Le campus cyber (9 salariés) est bien placé pour mesurer les enjeux de la souveraineté de ses données, mais est-il lui-même un cordonnier bien chaussé ?
Oui ! Toutes les solutions que l’on utilise sont françaises ou européennes quand elles ne peuvent être françaises. Les seules exceptions sont les ordinateurs et le système d’exploitation Linux, en open source. Les mails sont aussi hébergés en France, avec les mêmes contraintes que pour les autres entreprises : trouver des solutions qui reproduisent les façades des solutions américaines auxquelles ont été biberonnés les jeunes que nous recrutons (type Outlook ou Gmail).
À quel(s) critère(s) êtes-vous le plus vigilant quant aux data centers : leur technologie, leur emplacement, leur nationalité, le prix de la prestation ?
Les prix sont toujours une contrainte. Mais ce à quoi on fait surtout attention est ce qui va avoir une influence sur notre capacité à récupérer nos données, leur confidentialité et leur disponibilité. Ce qui importe c’est la position géographique de l’hébergeur et la nationalité de celui qui le gère. C’est ce qui le rend perméable ou non à des lois extraterritoriales et à la géopolitique mouvante. On l’a vu pendant le Printemps arabe où beaucoup de données là-bas ont fuité. C’est comme mettre vos bijoux dans un coffre à la banque, il est important de savoir où ils sont et qui veille. Quant à la technologie, le critère de choix tient davantage à la capacité de l’hébergeur à en changer, à s’adapter.
Est-ce que la question d’un cloud souverain est toujours abordée en cas de cyberattaque ?
Cela fait systématiquement partie de nos conseils post-incident. Les incidents majeurs nécessitent a minima une remise à niveau de la sécurité, et parfois de reconstruire l’ensemble du système. Autant en profiter.
Est-ce plus cher d’héberger ses données en France et est-ce long de basculer son cloud ?

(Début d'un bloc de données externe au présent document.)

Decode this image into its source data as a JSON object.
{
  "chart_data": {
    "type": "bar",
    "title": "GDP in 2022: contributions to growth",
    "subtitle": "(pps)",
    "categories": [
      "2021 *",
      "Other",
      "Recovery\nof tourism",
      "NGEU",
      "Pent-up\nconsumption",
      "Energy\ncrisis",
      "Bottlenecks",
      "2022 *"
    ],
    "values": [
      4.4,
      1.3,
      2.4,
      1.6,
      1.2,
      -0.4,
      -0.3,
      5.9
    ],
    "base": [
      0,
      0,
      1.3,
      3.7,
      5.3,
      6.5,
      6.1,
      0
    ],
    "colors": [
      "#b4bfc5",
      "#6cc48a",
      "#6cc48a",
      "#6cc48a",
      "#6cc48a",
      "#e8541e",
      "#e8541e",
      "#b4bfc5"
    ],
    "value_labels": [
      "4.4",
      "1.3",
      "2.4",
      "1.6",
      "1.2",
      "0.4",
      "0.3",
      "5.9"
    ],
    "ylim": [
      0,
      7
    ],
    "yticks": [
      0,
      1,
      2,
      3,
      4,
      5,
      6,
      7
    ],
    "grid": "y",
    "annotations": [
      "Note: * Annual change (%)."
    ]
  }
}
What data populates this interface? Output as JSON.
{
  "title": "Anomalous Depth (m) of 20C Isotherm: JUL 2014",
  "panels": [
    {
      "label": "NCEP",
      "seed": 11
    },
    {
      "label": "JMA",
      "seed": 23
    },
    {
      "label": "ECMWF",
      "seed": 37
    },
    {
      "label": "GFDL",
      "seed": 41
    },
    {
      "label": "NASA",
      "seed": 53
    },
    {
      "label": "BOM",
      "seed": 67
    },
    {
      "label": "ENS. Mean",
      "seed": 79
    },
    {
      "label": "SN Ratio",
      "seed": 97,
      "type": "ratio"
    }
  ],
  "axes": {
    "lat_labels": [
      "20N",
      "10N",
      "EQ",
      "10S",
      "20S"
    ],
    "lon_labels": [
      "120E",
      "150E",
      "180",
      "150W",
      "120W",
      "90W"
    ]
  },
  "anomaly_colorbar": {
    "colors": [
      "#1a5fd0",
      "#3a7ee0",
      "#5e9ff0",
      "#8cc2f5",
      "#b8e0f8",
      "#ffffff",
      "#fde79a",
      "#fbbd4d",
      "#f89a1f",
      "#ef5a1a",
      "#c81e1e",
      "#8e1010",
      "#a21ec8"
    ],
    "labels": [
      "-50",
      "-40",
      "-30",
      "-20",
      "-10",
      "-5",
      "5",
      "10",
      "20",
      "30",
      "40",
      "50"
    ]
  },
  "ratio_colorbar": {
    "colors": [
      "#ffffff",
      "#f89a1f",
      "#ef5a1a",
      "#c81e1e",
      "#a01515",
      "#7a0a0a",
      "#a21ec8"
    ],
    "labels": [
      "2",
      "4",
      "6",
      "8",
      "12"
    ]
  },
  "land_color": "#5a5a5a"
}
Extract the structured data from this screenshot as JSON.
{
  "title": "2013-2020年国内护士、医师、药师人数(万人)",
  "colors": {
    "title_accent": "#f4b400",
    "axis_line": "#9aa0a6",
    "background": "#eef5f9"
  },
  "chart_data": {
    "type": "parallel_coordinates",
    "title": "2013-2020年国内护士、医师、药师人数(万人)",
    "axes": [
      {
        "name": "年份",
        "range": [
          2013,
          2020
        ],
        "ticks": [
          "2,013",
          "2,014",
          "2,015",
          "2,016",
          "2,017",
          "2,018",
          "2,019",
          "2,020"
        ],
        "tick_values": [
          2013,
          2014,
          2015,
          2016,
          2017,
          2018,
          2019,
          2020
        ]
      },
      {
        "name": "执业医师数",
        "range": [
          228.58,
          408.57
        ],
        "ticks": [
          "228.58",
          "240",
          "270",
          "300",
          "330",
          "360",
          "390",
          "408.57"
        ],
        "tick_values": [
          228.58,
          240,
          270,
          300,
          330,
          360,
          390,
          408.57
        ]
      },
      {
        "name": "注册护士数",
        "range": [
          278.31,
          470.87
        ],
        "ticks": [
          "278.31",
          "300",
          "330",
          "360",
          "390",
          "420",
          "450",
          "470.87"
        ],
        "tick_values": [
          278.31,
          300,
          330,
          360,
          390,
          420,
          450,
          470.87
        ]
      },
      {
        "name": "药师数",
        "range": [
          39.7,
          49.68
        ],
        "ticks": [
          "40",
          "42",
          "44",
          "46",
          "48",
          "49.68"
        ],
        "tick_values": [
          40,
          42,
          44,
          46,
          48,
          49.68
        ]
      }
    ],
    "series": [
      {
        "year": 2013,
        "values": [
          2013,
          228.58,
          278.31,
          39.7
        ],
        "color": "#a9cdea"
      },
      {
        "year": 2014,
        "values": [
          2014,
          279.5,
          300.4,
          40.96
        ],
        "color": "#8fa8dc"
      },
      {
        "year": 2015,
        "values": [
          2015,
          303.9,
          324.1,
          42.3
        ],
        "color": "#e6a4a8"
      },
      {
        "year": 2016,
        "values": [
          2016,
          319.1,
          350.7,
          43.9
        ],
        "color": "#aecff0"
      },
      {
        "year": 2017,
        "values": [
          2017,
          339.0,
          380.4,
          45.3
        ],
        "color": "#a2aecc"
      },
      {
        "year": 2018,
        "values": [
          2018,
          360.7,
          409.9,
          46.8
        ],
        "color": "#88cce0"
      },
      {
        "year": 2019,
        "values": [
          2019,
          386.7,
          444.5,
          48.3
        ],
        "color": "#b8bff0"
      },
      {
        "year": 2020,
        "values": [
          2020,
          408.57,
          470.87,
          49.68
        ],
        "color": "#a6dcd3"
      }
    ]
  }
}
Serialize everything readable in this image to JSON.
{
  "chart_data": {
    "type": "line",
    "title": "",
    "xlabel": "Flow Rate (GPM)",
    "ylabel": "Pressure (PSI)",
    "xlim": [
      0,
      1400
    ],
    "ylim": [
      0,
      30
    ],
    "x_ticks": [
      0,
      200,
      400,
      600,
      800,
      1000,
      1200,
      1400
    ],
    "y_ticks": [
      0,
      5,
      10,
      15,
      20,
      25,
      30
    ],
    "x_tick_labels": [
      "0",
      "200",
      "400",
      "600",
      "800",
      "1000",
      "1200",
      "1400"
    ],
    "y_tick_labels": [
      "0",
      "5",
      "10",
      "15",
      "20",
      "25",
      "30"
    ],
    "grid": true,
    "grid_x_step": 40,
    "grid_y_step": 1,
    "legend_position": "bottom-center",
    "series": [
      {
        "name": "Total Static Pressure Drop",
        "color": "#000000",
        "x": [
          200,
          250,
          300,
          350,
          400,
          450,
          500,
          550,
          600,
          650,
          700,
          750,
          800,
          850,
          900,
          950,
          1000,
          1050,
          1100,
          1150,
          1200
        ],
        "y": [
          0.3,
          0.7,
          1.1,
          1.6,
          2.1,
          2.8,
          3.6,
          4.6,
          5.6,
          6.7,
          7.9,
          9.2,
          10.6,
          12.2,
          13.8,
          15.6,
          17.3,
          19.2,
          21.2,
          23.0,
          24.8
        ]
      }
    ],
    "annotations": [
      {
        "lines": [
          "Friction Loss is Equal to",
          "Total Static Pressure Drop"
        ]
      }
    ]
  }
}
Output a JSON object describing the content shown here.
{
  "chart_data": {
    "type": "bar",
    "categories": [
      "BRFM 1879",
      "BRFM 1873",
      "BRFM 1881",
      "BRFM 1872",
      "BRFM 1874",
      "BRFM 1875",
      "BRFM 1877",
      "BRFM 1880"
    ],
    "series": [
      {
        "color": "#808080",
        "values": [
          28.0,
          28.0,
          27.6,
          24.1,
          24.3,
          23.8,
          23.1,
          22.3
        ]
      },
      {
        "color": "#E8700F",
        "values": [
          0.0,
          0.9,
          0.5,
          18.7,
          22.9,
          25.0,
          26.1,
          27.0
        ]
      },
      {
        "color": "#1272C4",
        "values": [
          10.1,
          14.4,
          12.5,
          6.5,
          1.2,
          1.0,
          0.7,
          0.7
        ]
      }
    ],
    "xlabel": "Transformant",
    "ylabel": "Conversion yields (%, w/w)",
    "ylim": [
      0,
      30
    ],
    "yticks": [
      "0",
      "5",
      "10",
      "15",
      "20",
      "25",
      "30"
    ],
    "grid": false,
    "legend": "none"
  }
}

C’est un peu plus cher mais vraiment à la marge. Parce que de la même manière qu’on profite d’un déménagement pour trier, quand on bascule son système ou qu’on le reconstruit on le redimensionne. Quant à la durée, ce qui est long, c’est de s’extraire des grosses solutions monopolistiques, de sortir de l’hégémonie américaine qui fait tout pour compliquer la démarche. Heureusement, le droit européen progresse, il existe aujourd’hui un droit à la réversibilité de l’hébergement de données.
"Un hébergement français ne protège pas de tout mais en cas d’incident les interventions sont plus rapides."
Existe-t-il aujourd’hui suffisamment de data center en France si toutes les entreprises choisissaient d’y migrer ?
Si toutes devaient migrer du jour au lendemain, nous n’aurions pas assez de place de stockage. Mais si c’est progressif sur 1 à 3 ans, je ne suis pas inquiet. Il y a de très gros projets. Et technologiquement, en termes de logiciels, nous avons déjà tout ce qu’il faut.
Que dites-vous aux chefs d’entreprise pour leur faire peur et les inciter au cloud souverain ?
Nous ne leur faisons pas peur, du moins pas tout de suite, mais nous pouvons les confronter à des scénarios, issus de cas vécus par des entreprises de la région. Cela peut être simplement une messagerie hackée, ouvrant l’accès à des RIB que le hacker modifie. Si l’opérateur est français, c’est réglé en un coup de fil parce qu’il vous connaît, s’il est américain les procédures de récupération de compte peuvent prendre des semaines. Un hébergement français ne protège pas de tout, mais en cas d’incident les interventions sont plus rapides. Quand l’hébergeur de données comptables Coaxis (à Marmande dans le Lot-et-Garonne) s’est fait attaquer par un groupe cybercriminel international en décembre 2023, 400 000 entreprises se sont retrouvées dans l’incapacité d’éditer les bulletins de paie, de clôturer les comptes etc. Coaxis a retrouvé son fonctionnement en 6 semaines, mobilisant de nombreux acteurs y compris de l’État comme le service des impôts. C’est long, mais à la hauteur de l’attaque, et surtout bien moins que les 3 à 5 mois si elle avait été à l’étranger.